Cara gave me this diary today. She thinks it will help me to process what has happened and grieve in a more healthy way. I guess I’ve been making her a little nervous lately, what with all the crying and locking myself in my room for days on end. It’s just too hard to get out of bed and face the world most days. Even when I do find the strength to get up, it’s usually just to go to the bathroom or get a snack from the kitchen. I bring it up to my room, lay down in bed, and the snack usually ends up sitting on the nightstand for hours, untouched. I promised her I would try, though. Try to move on and try to pull myself out of this deep, dark depression…so here goes.
I can’t believe it’s been a week since the death of my son. It still doesn’t feel real to me. I keep thinking I’m going to walk by his room and see him playing in there. Sometimes, when I’m lying in my bed in the middle of the night trying to fall asleep, I think I can hear him moving around and laughing in his room. Sometimes I forget what happened and I get up to tell him to go back to bed…when I get to the room and it’s empty, it all hits me again. I can’t help but break down at the sight of him empty, quiet room. I don’t know if the pain I feel will ever go away. His sweet, little face is so fresh in my mind that I can actually feel him all around me still.
I wish I could write about what happened that night…when Danny was taken from me. I want to get it all out and release the horror that keeps playing over and over in my mind. I can’t bring myself to do it, though. I can’t form the words or put them to paper just yet. I don’t know that I’ll ever want to look back in this diary and relive what I saw. I don’t know that I’ll ever look back on these words again once I’ve written them down. Right now, at this moment, it feels like I’ll never be able to move on. Even though I was right there, right in the room when it happened, I still don’t really know what happened. It was more like a nightmare than reality. What I saw couldn’t have been real. It was too awful. It wasn’t human.
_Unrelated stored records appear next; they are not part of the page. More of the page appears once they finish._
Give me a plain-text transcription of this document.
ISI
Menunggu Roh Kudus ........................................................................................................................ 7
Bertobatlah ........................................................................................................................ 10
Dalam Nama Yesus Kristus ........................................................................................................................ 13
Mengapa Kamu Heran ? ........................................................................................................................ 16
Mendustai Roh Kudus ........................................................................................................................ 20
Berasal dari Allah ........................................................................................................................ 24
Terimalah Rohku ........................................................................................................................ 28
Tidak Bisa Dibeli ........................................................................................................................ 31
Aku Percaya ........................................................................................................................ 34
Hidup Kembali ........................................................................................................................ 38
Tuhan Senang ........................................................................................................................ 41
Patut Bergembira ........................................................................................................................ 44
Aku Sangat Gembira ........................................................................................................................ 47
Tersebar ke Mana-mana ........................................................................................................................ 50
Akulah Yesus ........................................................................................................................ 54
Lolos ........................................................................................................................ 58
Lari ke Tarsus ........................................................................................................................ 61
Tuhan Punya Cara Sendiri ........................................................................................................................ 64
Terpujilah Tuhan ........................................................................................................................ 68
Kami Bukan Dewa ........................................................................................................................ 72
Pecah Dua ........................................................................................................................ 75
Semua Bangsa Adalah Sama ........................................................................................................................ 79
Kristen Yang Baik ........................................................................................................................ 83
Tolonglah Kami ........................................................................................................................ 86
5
Now I sound crazy, but if I’m going to sound crazy then atleast it’s only to myself in this journal. I still haven’t told Cara what I saw that night. She’s my best friend and I usually tell her everything, but I can’t tell her this. She’ll think I’ve gone insane with grief. She’ll have me committed…maybe I SHOULD be committed. There’s no way I really saw what I think I saw. It’s probably just my brain scrambling everything and replacing the real memory with a new one as a coping mechanism or something. I don’t know. All I know is I will never be the same and most days I don’t even want to go on without my son.
Danny was my everything. How does someone move on after losing someone like that?